= Ian Knight (historian) =

British historian

Ian Knight (born 1956) is a British historian and writer, specialising in Anglo-Zulu and Boer wars.

== Biography ==
Ian Knight was born in Shoreham-by-Sea, Sussex, UK. He first studied Afro-Caribbean history at the University of Kent in the United Kingdom, then he majored in the military history of southern Africa and the history of the Zulu nation and the Anglo-Zulu war of 1879 in particular. He published many books on the subject (nearly thirty) and took part in the first archaeological excavations of the battlefield of Isandlwana in 2000. His best known book is the in-depth study of the Isandlwana and Rorke's Drift campaigns, Zulu Rising.

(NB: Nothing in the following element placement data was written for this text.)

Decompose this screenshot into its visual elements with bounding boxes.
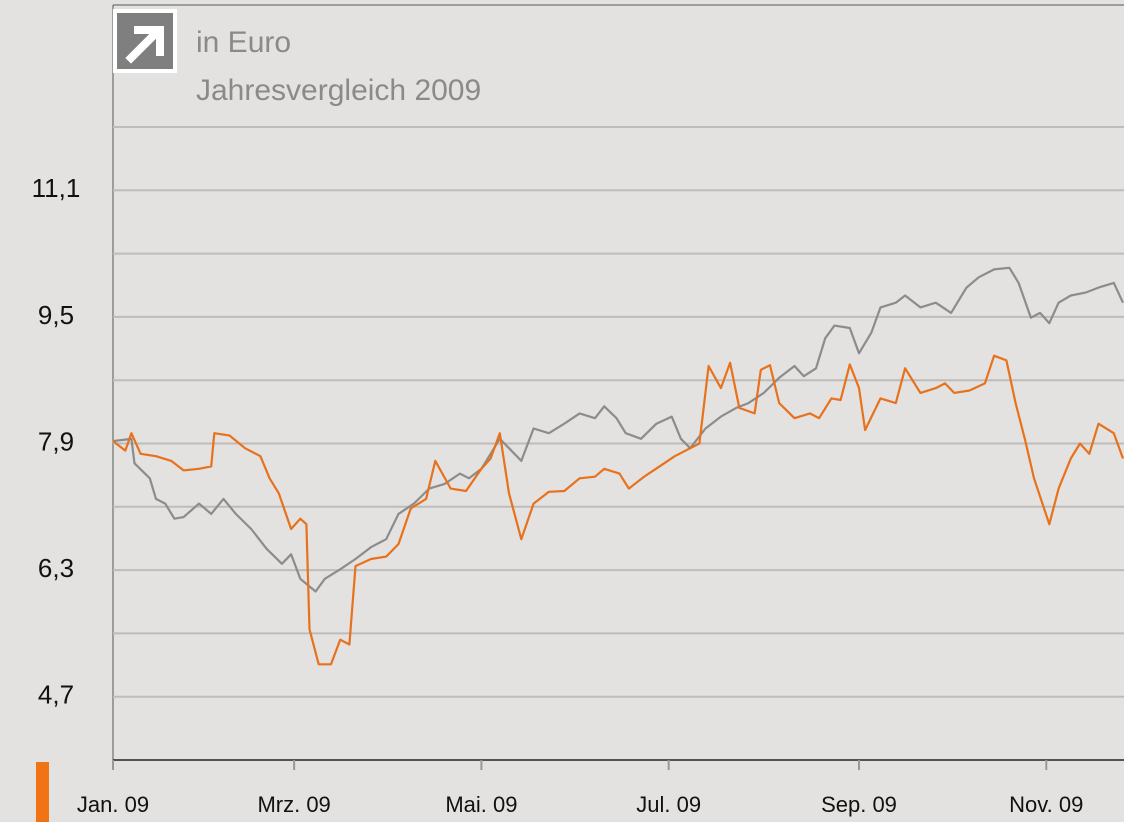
- x-tick-label: Sep. 09: [821, 792, 897, 817]
- x-tick-label: Jul. 09: [636, 792, 701, 817]
- y-tick-label: 7,9: [38, 426, 74, 456]
- icon-arrow: [125, 26, 164, 64]
- x-tick-label: Mai. 09: [445, 792, 517, 817]
- chart-subtitle: Jahresvergleich 2009: [196, 74, 481, 107]
- x-tick-label: Jan. 09: [77, 792, 149, 817]
- icon: [113, 9, 177, 73]
- series-line: [112, 266, 1124, 593]
- chart-title: in Euro: [196, 26, 291, 59]
- x-tick-label: Mrz. 09: [257, 792, 330, 817]
- accent-bar: [36, 762, 49, 822]
- y-tick-label: 11,1: [32, 173, 81, 203]
- y-tick-label: 9,5: [38, 300, 74, 330]
- grid: [113, 126, 1124, 698]
- series-line: [112, 354, 1124, 666]
- x-tick-label: Nov. 09: [1009, 792, 1083, 817]
- y-tick-label: 4,7: [38, 680, 74, 710]
- y-tick-label: 6,3: [38, 553, 74, 583]
- lines: [112, 266, 1124, 666]
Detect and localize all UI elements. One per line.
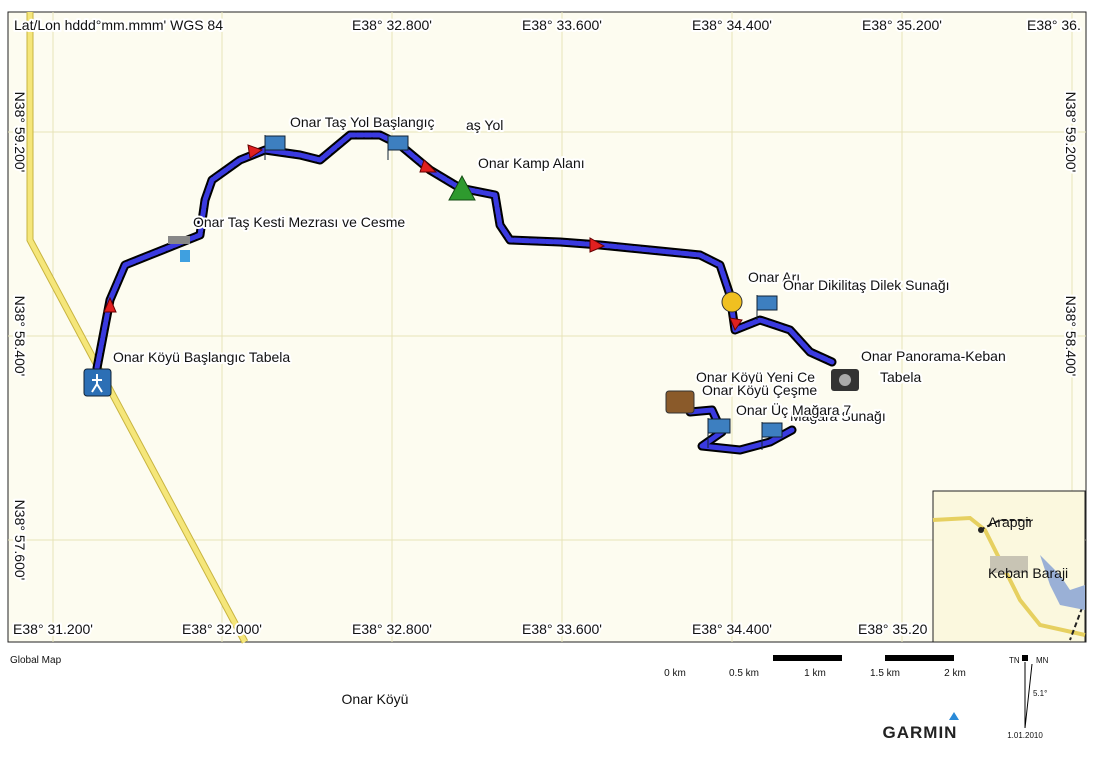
inset-label: Arapgir (988, 514, 1033, 530)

He has occasionally written about other British colonial campaigns, including the New Zealand and Sudan wars. He has advised on museum exhibitions in both the UK and South Africa, and has consulted for British and American television channels, including the BBC, in the production of documentaries. He has catalogued sales of Zulu artefacts for auction houses. In 2019 he narrated a re-enactment of the battle of Isandlwana on the battlefield as part of the 140th anniversary commemoration, in the presence of His Majesty King Goodwill Zwelithini and Prince Mangosuthu Buthelezi, or for commemorative events.

== Bibliography ==
- Great Zulu battles, 1838-1906, Castle Books, 1988, ISBN 0-785-81569-4
- Queen Victoria's Enemies (2): Northern Africa, Bloomsbury USA, 1989
- By Orders of the Great White Queen: Campaigning in Zululand Through the Eyes of the British Soldier, 1879 (editor), Greenhill Books, 1992, ISBN 978-1-853-67122-7
- Zulu 1816–1906, Bloomsbury USA, 1995
- The Anatomy of the Zulu Army, from Shaka to Cetshwayo 1818-1879, Greenhill Books, Londres, 1999, ISBN 1-85367-363-3
- with Ian Castle, Zulu War, 1879, Osprey campaign, 2001, ISBN 1-855-32165-3
- With his face to the foe : the life and death of Louis Napoléon, the prince imperial, Zululand, 1879, Staplehurst (GB), 2001
- Isandlwana 1879, Osprey campaign, 2002, ISBN 978-1-841-76511-2
- The National Army Museum book of the Zulu war, Pan Books, 2003, ISBN 0-330-48629-2
- Boer Commando 1876 - 1902, Osprey publishing, 2004
- British fortifications in Zululand, 1879, Osprey publishing, 2005
- Brave Men's Blood - the Anglo-Zulu war of 1879, Pen & Sword Military Classics, 2005, ISBN 978-1844152124
- A Companion to the Anglo-Zulu War, Pen & Sword Military Classics, 2008
- Maori Fortifications, Bloomsbury USA, 2009
- Zulu Rising: The Epic Story of Isandlwana and Rorke's Drift, Macmillan, 2010
- The New Zealand Wars 1820–72, Bloomsbury Publishing, 2013 ISBN 978-1780962795
- Boer Guerrilla vs British Mounted Soldiers: South Africa 1880-1902, Osprey publishing, 2017

== Honours and awards ==
- Royal United Services Institute's Prize for Best Military History in 2003.
- Awarded the Anglo-Zulu Historical Society's Prince Mangosuthu Buthelezi Award for lifetime's achievement in the field of Zulu history.